¿Insatisfechos? Pues sí, mucho…
¿Qué tan descontentos estábamos los mexicanos bajo la égida del Partido Revolucionario Institucional? Digo, en los tiempos del antiguo régimen nunca ganaba la oposición, hubo un momento (1976) en que ni siquiera se presentó otro candidato para competir en las elecciones presidenciales, los periódicos te machacaban imparablemente con las frases que profería el líder supremo, personajes de la talla de un David Alfaro Siqueiros llegaron a estar en la cárcel, la economía estaba totalmente controlada por un Estado acaparador, no había libertad de expresión (tampoco lugar para el humor: ningún comediante podía esbozar la más mínima broma sobre la figura del Señor Presidente de la República, bajo pena de afrontar un despido fulminante), las noticias las difundía una cadena te- levisiva declaradamente subordinada al Gobierno, en fin, el aparato gubernamental controlaba la práctica totalidad de la vida pública y, lo peor, se entrometía inclusive en los usos privados al exigir la adhesión de los ciudadanos a sus ridículos rituales y humillantes prácticas.
Desde luego que las sociedades van evolucionando con el paso del tiempo, a pesar de que en ocasiones pareciera que la marcha es hacia atrás (ahí tenemos al inefable Trump, para mayores señas): por ello mismo, la cultura política de los mexicanos, hoy día, es incomparablemente más adelantada. Pero, de manera paralela, los niveles de enojo e insatisfacción que observamos no parecieran guardar una relación ni lejanamente directa con la realidad de los cambios que nuestro sistema democrático ha experimentado en las últimas décadas y que debieran merecer, creo yo, un mínimo reconocimiento por parte de quienes se han beneficiado de las transformaciones.

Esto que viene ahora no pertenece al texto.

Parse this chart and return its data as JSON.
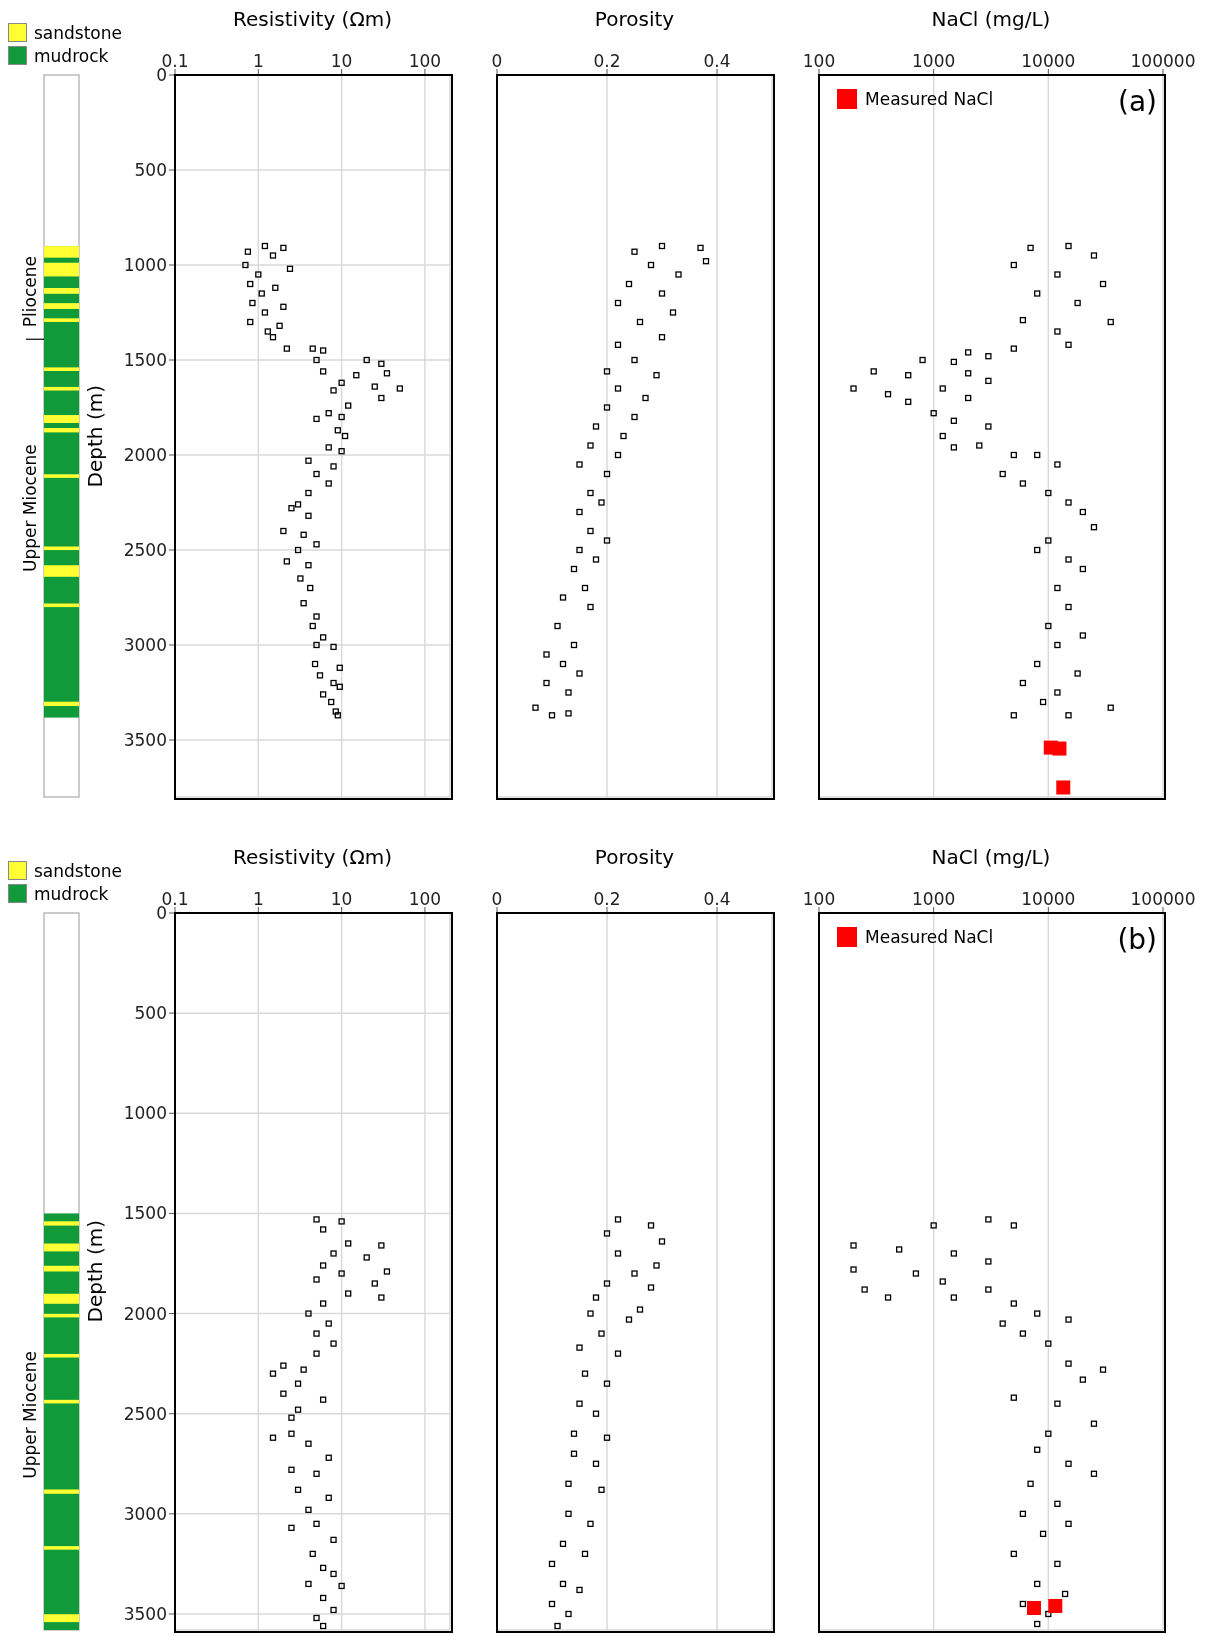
{
  "chart_data": [
    {
      "type": "other",
      "legend": "top",
      "series": [
        {
          "name": "sandstone",
          "color": "#ffff33"
        },
        {
          "name": "mudrock",
          "color": "#109a3a"
        }
      ],
      "annotations": [
        "Pliocene",
        "Upper Miocene"
      ]
    },
    {
      "type": "scatter",
      "xlabel": "Resistivity (Ωm)",
      "ylabel": "Depth (m)",
      "log": "x",
      "grid": true,
      "marker": "square",
      "xlim": [
        0.1,
        200
      ],
      "xticks": [
        0.1,
        1,
        10,
        100
      ],
      "ylim": [
        3800,
        0
      ],
      "yticks": [
        0,
        500,
        1000,
        1500,
        2000,
        2500,
        3000,
        3500
      ],
      "series": [
        {
          "color": "#000000",
          "x": [
            1.2,
            2.0,
            0.75,
            1.5,
            0.7,
            2.4,
            1.0,
            0.8,
            1.6,
            1.1,
            0.85,
            2.0,
            1.2,
            0.8,
            1.8,
            1.3,
            1.5,
            2.2,
            4.5,
            6,
            5,
            20,
            30,
            6,
            15,
            35,
            10,
            50,
            25,
            8,
            30,
            12,
            7,
            10,
            5,
            9,
            11,
            7,
            10,
            4,
            8,
            5,
            7,
            4,
            3,
            2.5,
            4,
            2,
            3.5,
            5,
            3,
            2.2,
            4,
            3.2,
            4.2,
            3.5,
            5,
            4.5,
            6,
            5,
            8,
            4.8,
            9.5,
            5.5,
            8,
            9.5,
            6,
            7.5,
            8.5,
            9
          ],
          "values": [
            900,
            910,
            930,
            950,
            1000,
            1020,
            1050,
            1100,
            1120,
            1150,
            1200,
            1220,
            1250,
            1300,
            1320,
            1350,
            1380,
            1440,
            1440,
            1450,
            1500,
            1500,
            1520,
            1560,
            1580,
            1570,
            1620,
            1650,
            1640,
            1660,
            1700,
            1740,
            1780,
            1800,
            1810,
            1870,
            1900,
            1960,
            1980,
            2030,
            2060,
            2100,
            2150,
            2200,
            2260,
            2280,
            2320,
            2400,
            2420,
            2470,
            2500,
            2560,
            2580,
            2650,
            2700,
            2780,
            2850,
            2900,
            2960,
            3000,
            3010,
            3100,
            3120,
            3160,
            3200,
            3220,
            3260,
            3300,
            3350,
            3370
          ]
        }
      ]
    },
    {
      "type": "scatter",
      "xlabel": "Porosity",
      "grid": true,
      "marker": "square",
      "tick_labels": "x",
      "xlim": [
        0,
        0.5
      ],
      "xticks": [
        0,
        0.2,
        0.4
      ],
      "ylim": [
        3800,
        0
      ],
      "yticks": [
        0,
        500,
        1000,
        1500,
        2000,
        2500,
        3000,
        3500
      ],
      "series": [
        {
          "color": "#000000",
          "x": [
            0.3,
            0.37,
            0.25,
            0.38,
            0.28,
            0.33,
            0.24,
            0.3,
            0.22,
            0.32,
            0.26,
            0.3,
            0.22,
            0.25,
            0.2,
            0.29,
            0.22,
            0.27,
            0.2,
            0.25,
            0.18,
            0.23,
            0.17,
            0.22,
            0.15,
            0.2,
            0.17,
            0.19,
            0.15,
            0.17,
            0.2,
            0.15,
            0.18,
            0.14,
            0.16,
            0.12,
            0.17,
            0.11,
            0.14,
            0.09,
            0.12,
            0.15,
            0.09,
            0.13,
            0.07,
            0.1,
            0.13
          ],
          "values": [
            900,
            910,
            930,
            980,
            1000,
            1050,
            1100,
            1150,
            1200,
            1250,
            1300,
            1380,
            1420,
            1500,
            1560,
            1580,
            1650,
            1700,
            1750,
            1800,
            1850,
            1900,
            1950,
            2000,
            2050,
            2100,
            2200,
            2250,
            2300,
            2400,
            2450,
            2500,
            2550,
            2600,
            2700,
            2750,
            2800,
            2900,
            3000,
            3050,
            3100,
            3150,
            3200,
            3250,
            3330,
            3370,
            3360
          ]
        }
      ]
    },
    {
      "type": "scatter",
      "xlabel": "NaCl (mg/L)",
      "log": "x",
      "grid": true,
      "marker": "square",
      "tick_labels": "x",
      "legend": "top left",
      "annotations": [
        "(a)"
      ],
      "xlim": [
        100,
        100000
      ],
      "xticks": [
        100,
        1000,
        10000,
        100000
      ],
      "ylim": [
        3800,
        0
      ],
      "yticks": [
        0,
        500,
        1000,
        1500,
        2000,
        2500,
        3000,
        3500
      ],
      "series": [
        {
          "color": "#000000",
          "x": [
            7000,
            15000,
            25000,
            5000,
            12000,
            30000,
            8000,
            18000,
            6000,
            35000,
            12000,
            15000,
            5000,
            2000,
            3000,
            800,
            1500,
            300,
            600,
            2000,
            3000,
            200,
            400,
            1200,
            600,
            2000,
            1000,
            1500,
            3000,
            1200,
            2500,
            1500,
            5000,
            8000,
            12000,
            4000,
            6000,
            10000,
            15000,
            20000,
            25000,
            10000,
            8000,
            15000,
            20000,
            12000,
            15000,
            10000,
            20000,
            12000,
            8000,
            18000,
            6000,
            12000,
            9000,
            35000,
            5000,
            15000
          ],
          "values": [
            910,
            900,
            950,
            1000,
            1050,
            1100,
            1150,
            1200,
            1290,
            1300,
            1350,
            1420,
            1440,
            1460,
            1480,
            1500,
            1510,
            1560,
            1580,
            1570,
            1610,
            1650,
            1680,
            1650,
            1720,
            1700,
            1780,
            1820,
            1850,
            1900,
            1950,
            1960,
            2000,
            2000,
            2050,
            2100,
            2150,
            2200,
            2250,
            2300,
            2380,
            2450,
            2500,
            2550,
            2600,
            2700,
            2800,
            2900,
            2950,
            3000,
            3100,
            3150,
            3200,
            3250,
            3300,
            3330,
            3370,
            3370
          ]
        },
        {
          "name": "Measured NaCl",
          "color": "#ff0000",
          "x": [
            10500,
            12500,
            13500
          ],
          "values": [
            3540,
            3545,
            3750
          ]
        }
      ]
    },
    {
      "type": "other",
      "legend": "top",
      "series": [
        {
          "name": "sandstone",
          "color": "#ffff33"
        },
        {
          "name": "mudrock",
          "color": "#109a3a"
        }
      ],
      "annotations": [
        "Upper Miocene"
      ]
    },
    {
      "type": "scatter",
      "xlabel": "Resistivity (Ωm)",
      "ylabel": "Depth (m)",
      "log": "x",
      "grid": true,
      "marker": "square",
      "xlim": [
        0.1,
        200
      ],
      "xticks": [
        0.1,
        1,
        10,
        100
      ],
      "ylim": [
        3580,
        0
      ],
      "yticks": [
        0,
        500,
        1000,
        1500,
        2000,
        2500,
        3000,
        3500
      ],
      "series": [
        {
          "color": "#000000",
          "x": [
            5,
            10,
            6,
            12,
            30,
            8,
            20,
            6,
            35,
            10,
            5,
            25,
            12,
            30,
            6,
            4,
            7,
            5,
            8,
            5,
            2,
            3.5,
            1.5,
            3,
            2,
            6,
            3,
            2.5,
            1.5,
            2.5,
            4,
            7,
            2.5,
            5,
            3,
            7,
            4,
            5,
            2.5,
            8,
            4.5,
            6,
            8,
            4,
            10,
            6,
            8,
            5,
            6
          ],
          "values": [
            1530,
            1540,
            1580,
            1650,
            1660,
            1700,
            1720,
            1760,
            1790,
            1800,
            1830,
            1850,
            1900,
            1920,
            1950,
            2000,
            2050,
            2100,
            2150,
            2200,
            2260,
            2280,
            2300,
            2350,
            2400,
            2430,
            2480,
            2520,
            2620,
            2600,
            2650,
            2720,
            2780,
            2800,
            2880,
            2920,
            2980,
            3050,
            3070,
            3130,
            3200,
            3270,
            3300,
            3350,
            3360,
            3420,
            3480,
            3520,
            3560
          ]
        }
      ]
    },
    {
      "type": "scatter",
      "xlabel": "Porosity",
      "grid": true,
      "marker": "square",
      "tick_labels": "x",
      "xlim": [
        0,
        0.5
      ],
      "xticks": [
        0,
        0.2,
        0.4
      ],
      "ylim": [
        3580,
        0
      ],
      "yticks": [
        0,
        500,
        1000,
        1500,
        2000,
        2500,
        3000,
        3500
      ],
      "series": [
        {
          "color": "#000000",
          "x": [
            0.22,
            0.28,
            0.2,
            0.3,
            0.22,
            0.29,
            0.25,
            0.2,
            0.28,
            0.18,
            0.26,
            0.17,
            0.24,
            0.19,
            0.15,
            0.22,
            0.16,
            0.2,
            0.15,
            0.18,
            0.14,
            0.2,
            0.14,
            0.18,
            0.13,
            0.19,
            0.13,
            0.17,
            0.12,
            0.16,
            0.1,
            0.12,
            0.15,
            0.1,
            0.13,
            0.11
          ],
          "values": [
            1530,
            1560,
            1600,
            1640,
            1700,
            1760,
            1800,
            1850,
            1870,
            1920,
            1980,
            2000,
            2030,
            2100,
            2170,
            2200,
            2300,
            2350,
            2450,
            2500,
            2600,
            2620,
            2700,
            2750,
            2850,
            2880,
            3000,
            3050,
            3150,
            3200,
            3250,
            3350,
            3380,
            3450,
            3500,
            3560
          ]
        }
      ]
    },
    {
      "type": "scatter",
      "xlabel": "NaCl (mg/L)",
      "log": "x",
      "grid": true,
      "marker": "square",
      "tick_labels": "x",
      "legend": "top left",
      "annotations": [
        "(b)"
      ],
      "xlim": [
        100,
        100000
      ],
      "xticks": [
        100,
        1000,
        10000,
        100000
      ],
      "ylim": [
        3580,
        0
      ],
      "yticks": [
        0,
        500,
        1000,
        1500,
        2000,
        2500,
        3000,
        3500
      ],
      "series": [
        {
          "color": "#000000",
          "x": [
            3000,
            1000,
            5000,
            200,
            500,
            1500,
            3000,
            200,
            700,
            1200,
            250,
            3000,
            400,
            1500,
            5000,
            8000,
            4000,
            15000,
            6000,
            10000,
            15000,
            30000,
            20000,
            5000,
            12000,
            25000,
            10000,
            8000,
            15000,
            25000,
            7000,
            12000,
            6000,
            15000,
            9000,
            5000,
            12000,
            8000,
            14000,
            6000,
            10000,
            8000
          ],
          "values": [
            1530,
            1560,
            1560,
            1660,
            1680,
            1700,
            1740,
            1780,
            1800,
            1840,
            1880,
            1880,
            1920,
            1920,
            1950,
            2000,
            2050,
            2030,
            2100,
            2150,
            2250,
            2280,
            2330,
            2420,
            2450,
            2550,
            2600,
            2680,
            2750,
            2800,
            2850,
            2950,
            3000,
            3050,
            3100,
            3200,
            3250,
            3350,
            3400,
            3450,
            3500,
            3550
          ]
        },
        {
          "name": "Measured NaCl",
          "color": "#ff0000",
          "x": [
            7500,
            11500
          ],
          "values": [
            3470,
            3460
          ]
        }
      ]
    }
  ]
}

¿Qué está pasando? El problema, en parte, resulta de un fenómeno consignado por Ricardo Lagos, el ex presidente socialista chileno, en una entrevista al diario El País: por un lado, los jóvenes latinoamericanos no guardan memoria de aquellas épocas en que los regímenes autoritarios suprimían las libertades. Y, en segundo lugar, satisfacer a las nuevas clases medias de nuestras sociedades es muy caro: sus exigencias son complejas de origen (aunque su disposición a la crítica, por lo visto, es total).
Naturalmente, estaríamos mucho menos enfadados si no hubiera tanta corrupción. ¿En verdad es tan costoso combatirla?